Aggiungendo che ad essere privatizzate sono state le zone migliori, quelle più produttive, spesso ampie e anche potenziali riserve naturali per la continuazione della specie, si capisce bene come per anni, l’impegno delle associazioni di tartufai sia stato il cercare un metodo per invertire e contrastare questa pericolosa tendenza.

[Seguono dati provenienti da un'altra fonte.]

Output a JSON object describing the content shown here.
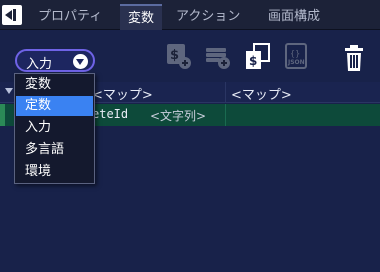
{
  "tabs": [
    {
      "label": "プロパティ"
    },
    {
      "label": "変数"
    },
    {
      "label": "アクション"
    },
    {
      "label": "画面構成"
    }
  ],
  "active_tab": "変数",
  "toolbar": {
    "mode_value": "入力",
    "tools": [
      "add-variable-icon",
      "add-data-icon",
      "copy-variable-icon",
      "json-icon",
      "trash-icon"
    ]
  },
  "grid": {
    "headers": [
      "<マップ>",
      "<マップ>"
    ],
    "row": {
      "id_partial": "eteId",
      "type": "<文字列>"
    }
  },
  "dropdown": {
    "options": [
      "変数",
      "定数",
      "入力",
      "多言語",
      "環境"
    ],
    "selected": "定数"
  },
  "colors": {
    "background": "#18224a",
    "accent": "#6f63e6",
    "selection": "#3a82f2",
    "row_highlight": "#0d4a3a"
  }
}
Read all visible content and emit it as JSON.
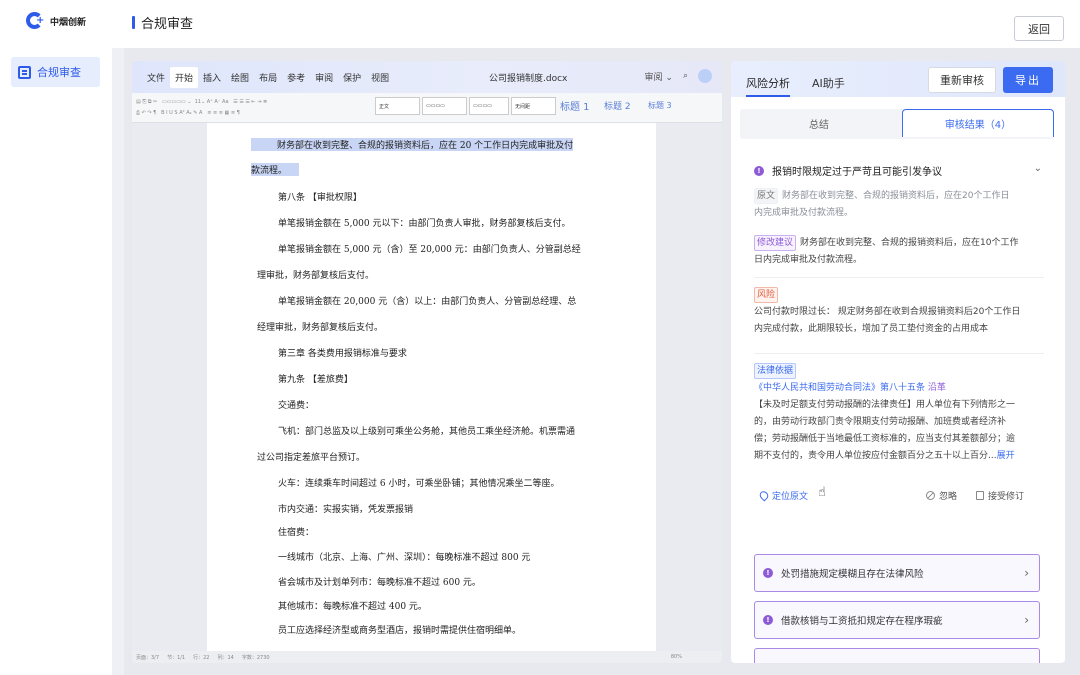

Condizionate dalla mancanza di una massa minima per essere ascoltata dal mondo politico amministrativo, spesso lacerate dalla perenne incapacità di essere univocamente d’accordo su temi importanti, le associazioni bolognesi di tartufai hanno percorso, inizialmente, ed invano, la strada del dialogo con le istituzioni. Molte proposte progettuali concrete, avanzate per giungere ad una collaborazione tra grandi enti amministrativi, proprietari dei terreni, agricoltori e tartufai sono passate inascoltate e inutili; anche quando portavano proposte innovative ed importanti, sotto il profilo ambientale, sociale, economico e turistico. E’ naufragato, pertanto, il primo sogno, forse utopistico, di poter annullare il processo di chiusura del territorio, quello della “grande collaborazione istituzionale”, per fare si che tutte le parti interessate avessero un vantaggio e che non venissero più autorizzate “tartufaie controllate”.

Dal bisogno di fare fronte a questa emergenza e nell’assenza di un concreto piano per salvaguardare la libera ricerca, che non va dimenticato, è parte integrante, vitale, basilare della filiera del tartufo, si è andata consolidando una proposta di metodo che ha richiesto molto tempo prima di essere affinata e capita, ma che ora, e si torna al discorso dell’importante commento all’annata appena trascorsa, comincia a portare i propri frutti importanti.

Inizialmente il mondo associativo ha iniziato a “prendere direttamente ed in proprio i terreni”, con contratti d’affitto specifici, peculiari per la durata, dettagliati per la conduzione in termini di giornate, utilizzo ed operazioni colturali. Ampie zone di territorio vocato e produttivo sono state, non solo “salvate” dalla chiusura e lasciate aperte alla libera ricerca, ma anche difese da incuria e degrado, curate e riportate in produzione con operazioni di taglio pulizia e impianto, ripristino di corrette reti sentieristiche e delle necessarie opere di difesa dalle calamità naturali quali frane o inondazioni. Ma ogni metodo per essere vincente nel tempo, ha bisogno di sostenibilità, quella capacità, cioè, di sapere garantire una “continuità temporale” del proprio operato, in termini di forza e qualità del lavoro, solidità economica e coesione fra i vari interpreti. E la gestione di un territorio per un associazione dove pochi lavorano e pochi di più contribuiscono in termini economici, seppur con una quota societaria non elevata, quanta sostenibilità può avere? Pochissima.

Questa è stata la seconda proposta utopistica naufragata, poiché, nonostante fosse chiaro il beneficio di avere tartufaie aperte e libere, la stragrande maggioranza dei tartufai non ha aderito a tale proposta, continuando a frequentare le tartufaie, che erano lasciate alla libera ricerca, ma non partecipando ne alle lavorazioni ne con una quota associativa, in altri termini non garantendo quella sostenibilità che rappresenta la linfa vitale di questo metodo.